The paper “Outward Migration of a Gas Accreting Planet: A Semi-Analytical Formula” by Shigeru Ida and collaborators explores how giant planets can move outward through their birth disks, challenging older models that predict rapid inward drift. Traditionally, “Type II migration”, the motion of a massive planet that opens a gap in its surrounding gas disk, was thought to drag planets inward toward their stars too quickly to match the population of exoplanets seen beyond 1 astronomical unit (au).
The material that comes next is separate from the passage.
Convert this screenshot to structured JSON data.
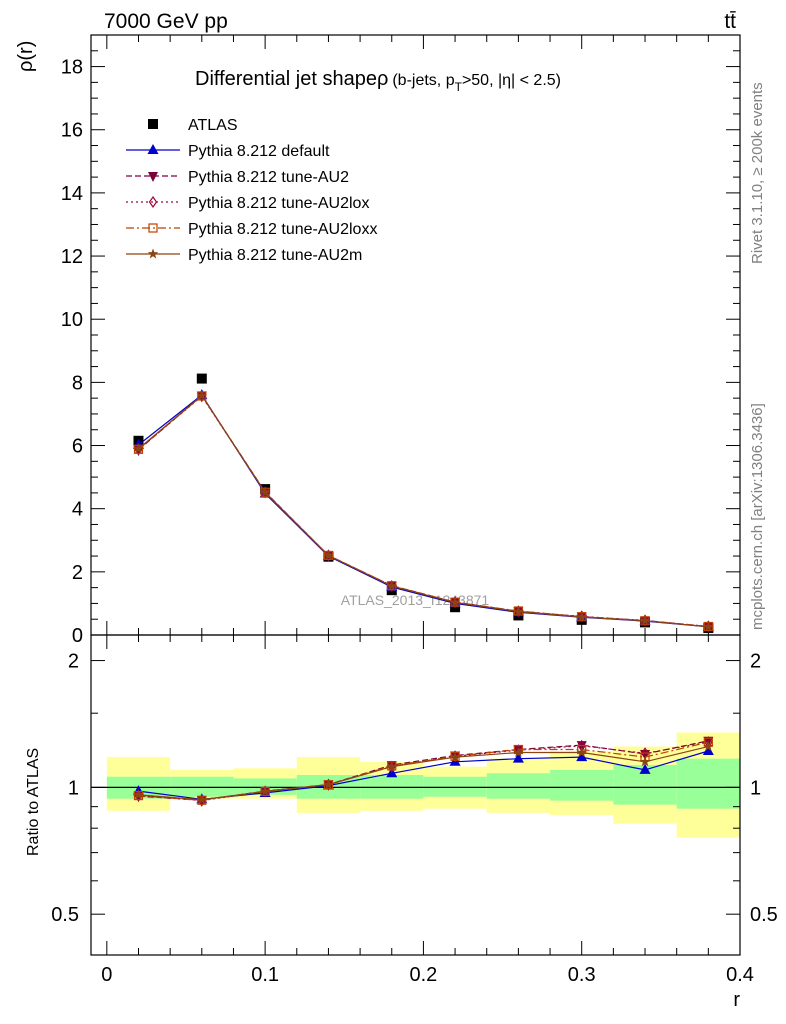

Ida and colleagues use results from recent high-resolution simulations to develop a new semi-analytical model that explains when and why planets can instead migrate outward.

From Inward to Outward Motion

The study begins by describing the observed “pile-up” of gas giants beyond 1 au, found by radial velocity surveys. Earlier theories tried to explain this using slower disk accretion rates or disk winds, but those mechanisms alone were insufficient. Recent hydrodynamical simulations, especially by Li et al. (2024) and Pan et al. (2025), revealed that a planet still forming and actively accreting gas can experience outward migration. This motion arises from an azimuthal (directional) imbalance in forces around the planet, rather than the radial imbalance traditionally considered. As gas spirals into the planet, it creates a slightly denser region ahead of the planet than behind it, this asymmetry pushes the planet outward.
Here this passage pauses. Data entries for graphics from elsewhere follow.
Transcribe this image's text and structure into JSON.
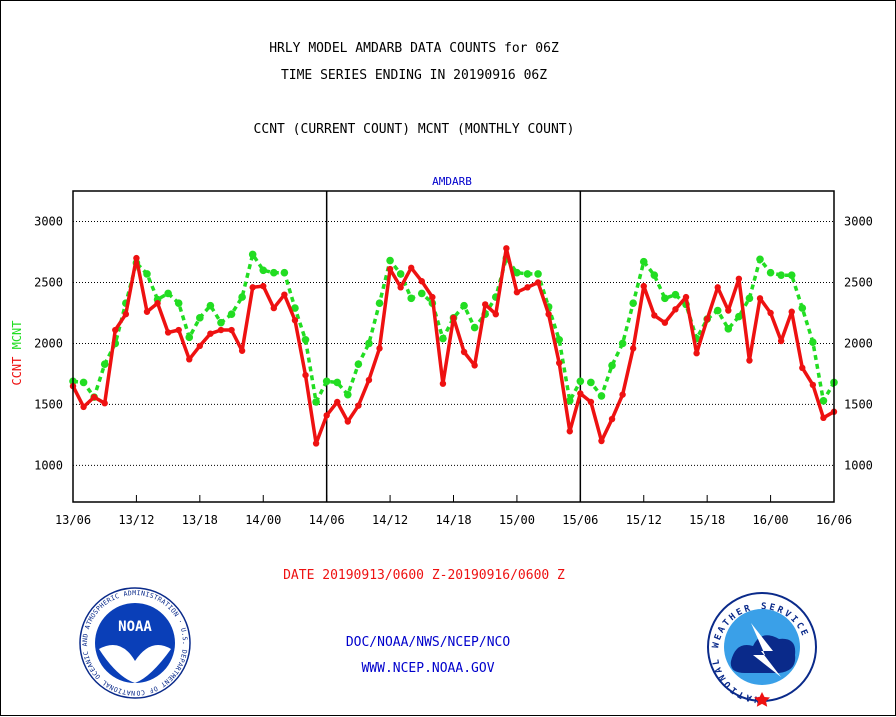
{
  "header": {
    "title_line1": "HRLY MODEL AMDARB DATA COUNTS for 06Z",
    "title_line2": "TIME SERIES ENDING IN 20190916 06Z",
    "subtitle": "CCNT (CURRENT COUNT) MCNT (MONTHLY COUNT)"
  },
  "footer": {
    "date_range": "DATE 20190913/0600 Z-20190916/0600 Z",
    "org_line": "DOC/NOAA/NWS/NCEP/NCO",
    "url": "WWW.NCEP.NOAA.GOV",
    "noaa_logo_text": "NOAA",
    "noaa_ring_text": "NATIONAL OCEANIC AND ATMOSPHERIC ADMINISTRATION · U.S. DEPARTMENT OF COMMERCE",
    "nws_ring_text": "NATIONAL WEATHER SERVICE"
  },
  "colors": {
    "ccnt": "#ee1111",
    "mcnt": "#22dd22",
    "title_blue": "#0000cc",
    "date_red": "#ee1111"
  },
  "chart_data": {
    "type": "line",
    "title": "AMDARB",
    "ylabel_series": [
      "CCNT",
      "MCNT"
    ],
    "ylim": [
      700,
      3250
    ],
    "yticks": [
      1000,
      1500,
      2000,
      2500,
      3000
    ],
    "xticks": [
      "13/06",
      "13/12",
      "13/18",
      "14/00",
      "14/06",
      "14/12",
      "14/18",
      "15/00",
      "15/06",
      "15/12",
      "15/18",
      "16/00",
      "16/06"
    ],
    "day_separators": [
      "14/06",
      "15/06"
    ],
    "grid": true,
    "series": [
      {
        "name": "CCNT",
        "values": [
          1650,
          1480,
          1560,
          1510,
          2110,
          2240,
          2700,
          2260,
          2330,
          2090,
          2110,
          1870,
          1980,
          2080,
          2110,
          2110,
          1940,
          2460,
          2470,
          2290,
          2400,
          2190,
          1740,
          1180,
          1410,
          1520,
          1360,
          1490,
          1700,
          1960,
          2610,
          2460,
          2620,
          2510,
          2380,
          1670,
          2210,
          1930,
          1820,
          2320,
          2240,
          2780,
          2420,
          2460,
          2500,
          2240,
          1840,
          1280,
          1590,
          1520,
          1200,
          1380,
          1580,
          1960,
          2470,
          2230,
          2170,
          2280,
          2380,
          1920,
          2200,
          2460,
          2270,
          2530,
          1860,
          2370,
          2250,
          2020,
          2260,
          1800,
          1660,
          1390,
          1440
        ]
      },
      {
        "name": "MCNT",
        "values": [
          1690,
          1680,
          1560,
          1830,
          2000,
          2330,
          2660,
          2570,
          2360,
          2410,
          2330,
          2050,
          2210,
          2310,
          2170,
          2240,
          2380,
          2730,
          2600,
          2580,
          2580,
          2290,
          2030,
          1520,
          1690,
          1680,
          1580,
          1830,
          2000,
          2330,
          2680,
          2570,
          2370,
          2410,
          2330,
          2040,
          2210,
          2310,
          2130,
          2240,
          2380,
          2700,
          2580,
          2570,
          2570,
          2300,
          2030,
          1530,
          1690,
          1680,
          1570,
          1820,
          2000,
          2330,
          2670,
          2560,
          2370,
          2400,
          2320,
          2040,
          2200,
          2270,
          2120,
          2220,
          2370,
          2690,
          2580,
          2560,
          2560,
          2290,
          2010,
          1530,
          1680
        ]
      }
    ]
  }
}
Modeling Gaps and Gas Flow

To capture this behavior, Ida and colleagues model two key processes: how deeply a planet carves a gap in the disk, and how fast it accretes gas. They describe the gap depth using a parameter (K′), which depends on the planet’s mass, the disk’s viscosity (denoted by α), and its thickness (h). The authors also adopt previous results on gas accretion, distinguishing between “Bondi” accretion for smaller planets and “Hill” accretion for larger ones, to determine how efficiently a planet captures disk material. When a planet accretes most of the surrounding gas flow, it strongly alters the local gas density, setting the stage for the outward torque that drives migration.

The Condition for Outward Migration

By analyzing the simulation data, Ida finds that outward migration occurs only for a specific range of gap depths, defined by the surface-density reduction factor (1/(1+K′)). Migration is outward when (0.03 <= K′ <= 50). In simpler terms, the gap must be deep enough to influence gas flow but not so deep that the planet becomes isolated from the disk. Within this “sweet spot,” gas flowing around the planet creates the leading–trailing asymmetry responsible for the outward push. When the gap is too shallow or too deep, the torque balance shifts, and migration turns inward again.
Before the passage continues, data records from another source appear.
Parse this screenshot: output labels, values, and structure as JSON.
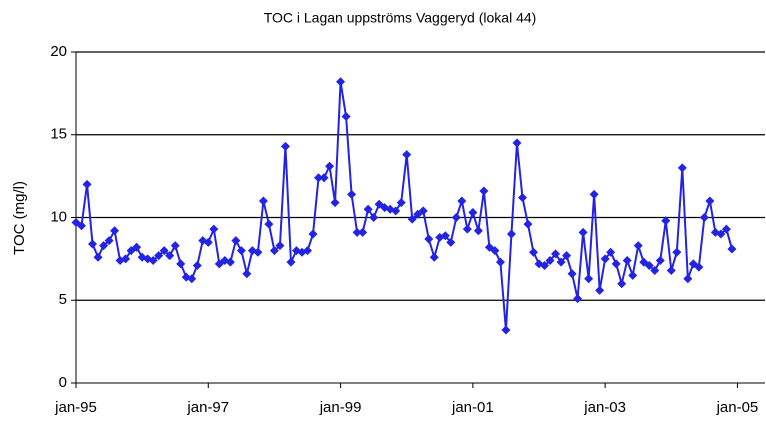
{
  "chart_data": {
    "type": "line",
    "title": "TOC i Lagan uppströms Vaggeryd (lokal 44)",
    "y_label": "TOC (mg/l)",
    "x": [
      "1995-01",
      "1995-02",
      "1995-03",
      "1995-04",
      "1995-05",
      "1995-06",
      "1995-07",
      "1995-08",
      "1995-09",
      "1995-10",
      "1995-11",
      "1995-12",
      "1996-01",
      "1996-02",
      "1996-03",
      "1996-04",
      "1996-05",
      "1996-06",
      "1996-07",
      "1996-08",
      "1996-09",
      "1996-10",
      "1996-11",
      "1996-12",
      "1997-01",
      "1997-02",
      "1997-03",
      "1997-04",
      "1997-05",
      "1997-06",
      "1997-07",
      "1997-08",
      "1997-09",
      "1997-10",
      "1997-11",
      "1997-12",
      "1998-01",
      "1998-02",
      "1998-03",
      "1998-04",
      "1998-05",
      "1998-06",
      "1998-07",
      "1998-08",
      "1998-09",
      "1998-10",
      "1998-11",
      "1998-12",
      "1999-01",
      "1999-02",
      "1999-03",
      "1999-04",
      "1999-05",
      "1999-06",
      "1999-07",
      "1999-08",
      "1999-09",
      "1999-10",
      "1999-11",
      "1999-12",
      "2000-01",
      "2000-02",
      "2000-03",
      "2000-04",
      "2000-05",
      "2000-06",
      "2000-07",
      "2000-08",
      "2000-09",
      "2000-10",
      "2000-11",
      "2000-12",
      "2001-01",
      "2001-02",
      "2001-03",
      "2001-04",
      "2001-05",
      "2001-06",
      "2001-07",
      "2001-08",
      "2001-09",
      "2001-10",
      "2001-11",
      "2001-12",
      "2002-01",
      "2002-02",
      "2002-03",
      "2002-04",
      "2002-05",
      "2002-06",
      "2002-07",
      "2002-08",
      "2002-09",
      "2002-10",
      "2002-11",
      "2002-12",
      "2003-01",
      "2003-02",
      "2003-03",
      "2003-04",
      "2003-05",
      "2003-06",
      "2003-07",
      "2003-08",
      "2003-09",
      "2003-10",
      "2003-11",
      "2003-12",
      "2004-01",
      "2004-02",
      "2004-03",
      "2004-04",
      "2004-05",
      "2004-06",
      "2004-07",
      "2004-08",
      "2004-09",
      "2004-10",
      "2004-11",
      "2004-12"
    ],
    "series": [
      {
        "name": "TOC",
        "color": "#2323e6",
        "values": [
          9.7,
          9.5,
          12.0,
          8.4,
          7.6,
          8.3,
          8.6,
          9.2,
          7.4,
          7.5,
          8.0,
          8.2,
          7.6,
          7.5,
          7.4,
          7.7,
          8.0,
          7.7,
          8.3,
          7.2,
          6.4,
          6.3,
          7.1,
          8.6,
          8.5,
          9.3,
          7.2,
          7.4,
          7.3,
          8.6,
          8.0,
          6.6,
          8.0,
          7.9,
          11.0,
          9.6,
          8.0,
          8.3,
          14.3,
          7.3,
          8.0,
          7.9,
          8.0,
          9.0,
          12.4,
          12.4,
          13.1,
          10.9,
          18.2,
          16.1,
          11.4,
          9.1,
          9.1,
          10.5,
          10.0,
          10.8,
          10.6,
          10.5,
          10.4,
          10.9,
          13.8,
          9.9,
          10.2,
          10.4,
          8.7,
          7.6,
          8.8,
          8.9,
          8.5,
          10.0,
          11.0,
          9.3,
          10.3,
          9.2,
          11.6,
          8.2,
          8.0,
          7.3,
          3.2,
          9.0,
          14.5,
          11.2,
          9.6,
          7.9,
          7.2,
          7.1,
          7.4,
          7.8,
          7.3,
          7.7,
          6.6,
          5.1,
          9.1,
          6.3,
          11.4,
          5.6,
          7.5,
          7.9,
          7.2,
          6.0,
          7.4,
          6.5,
          8.3,
          7.3,
          7.1,
          6.8,
          7.4,
          9.8,
          6.8,
          7.9,
          13.0,
          6.3,
          7.2,
          7.0,
          10.0,
          11.0,
          9.1,
          9.0,
          9.3,
          8.1
        ]
      }
    ],
    "xlim": [
      "1995-01",
      "2005-06"
    ],
    "xticks": [
      {
        "value": "1995-01",
        "label": "jan-95"
      },
      {
        "value": "1997-01",
        "label": "jan-97"
      },
      {
        "value": "1999-01",
        "label": "jan-99"
      },
      {
        "value": "2001-01",
        "label": "jan-01"
      },
      {
        "value": "2003-01",
        "label": "jan-03"
      },
      {
        "value": "2005-01",
        "label": "jan-05"
      }
    ],
    "ylim": [
      0,
      20
    ],
    "yticks": [
      0,
      5,
      10,
      15,
      20
    ],
    "grid": true
  }
}
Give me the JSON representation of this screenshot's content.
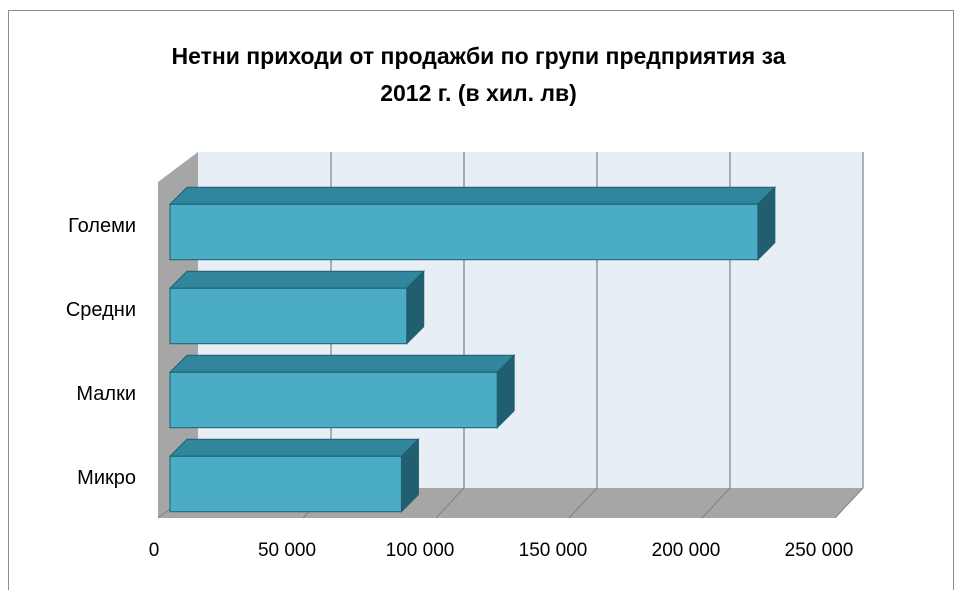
{
  "chart_data": {
    "type": "bar",
    "orientation": "horizontal",
    "style": "3d",
    "title_lines": [
      "Нетни приходи от продажби по групи предприятия за",
      "2012 г. (в хил. лв)"
    ],
    "categories": [
      "Големи",
      "Средни",
      "Малки",
      "Микро"
    ],
    "values": [
      221000,
      89000,
      123000,
      87000
    ],
    "xlim": [
      0,
      250000
    ],
    "x_ticks": [
      0,
      50000,
      100000,
      150000,
      200000,
      250000
    ],
    "x_tick_labels": [
      "0",
      "50 000",
      "100 000",
      "150 000",
      "200 000",
      "250 000"
    ],
    "grid": true,
    "legend": "none",
    "colors": {
      "bar_front": "#4bacc6",
      "bar_top": "#31859c",
      "bar_side": "#215f70",
      "bar_edge": "#1f5f70",
      "wall": "#e8eef6",
      "side_wall": "#a6a6a6",
      "floor": "#a6a6a6",
      "grid": "#808080"
    }
  }
}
A Unified Migration Formula

Using these results, the authors construct a general semi-analytical formula, the “Type II (full)” model, that captures both inward and outward migration. This new formula expands on earlier “Type II (gap)” and “Type II (gap + depletion)” models by incorporating the azimuthal asymmetry from gas accretion. The model matches hydrodynamical simulations within a factor of two, providing a practical tool for population-synthesis studies. The magnitude of the outward torque is comparable to that of inward migration predicted by older models, but the direction reverses due to the leading-side density enhancement in the circumplanetary disk.

Growing and Moving Together

In Section 3.4, Ida demonstrates how growth and migration occur simultaneously. As a forming giant planet accretes gas and gains mass, it may first migrate outward before eventually moving inward again once its gap becomes too deep. Using a disk model typical of young stars, the authors show that planets forming between 3 and 30 au can temporarily reverse direction, with some moving to hundreds of au. This outward migration helps explain the retention of gas giants beyond 1 au and could even relate to wide-orbit planetary systems like HR 8799.

Implications and Future Directions

The study concludes that outward migration driven by gas accretion plays a crucial role in shaping planetary systems. By linking the physics of accretion, disk viscosity, and torque asymmetry, Ida’s new formula provides a more complete framework for modeling how gas giants settle into their observed orbits. Future work will include population-synthesis simulations to test whether this mechanism can reproduce the full distribution of known exoplanets. In short, as gas giants grow, they do not always fall toward their stars, sometimes, by feeding on their disks, they can push themselves outward instead.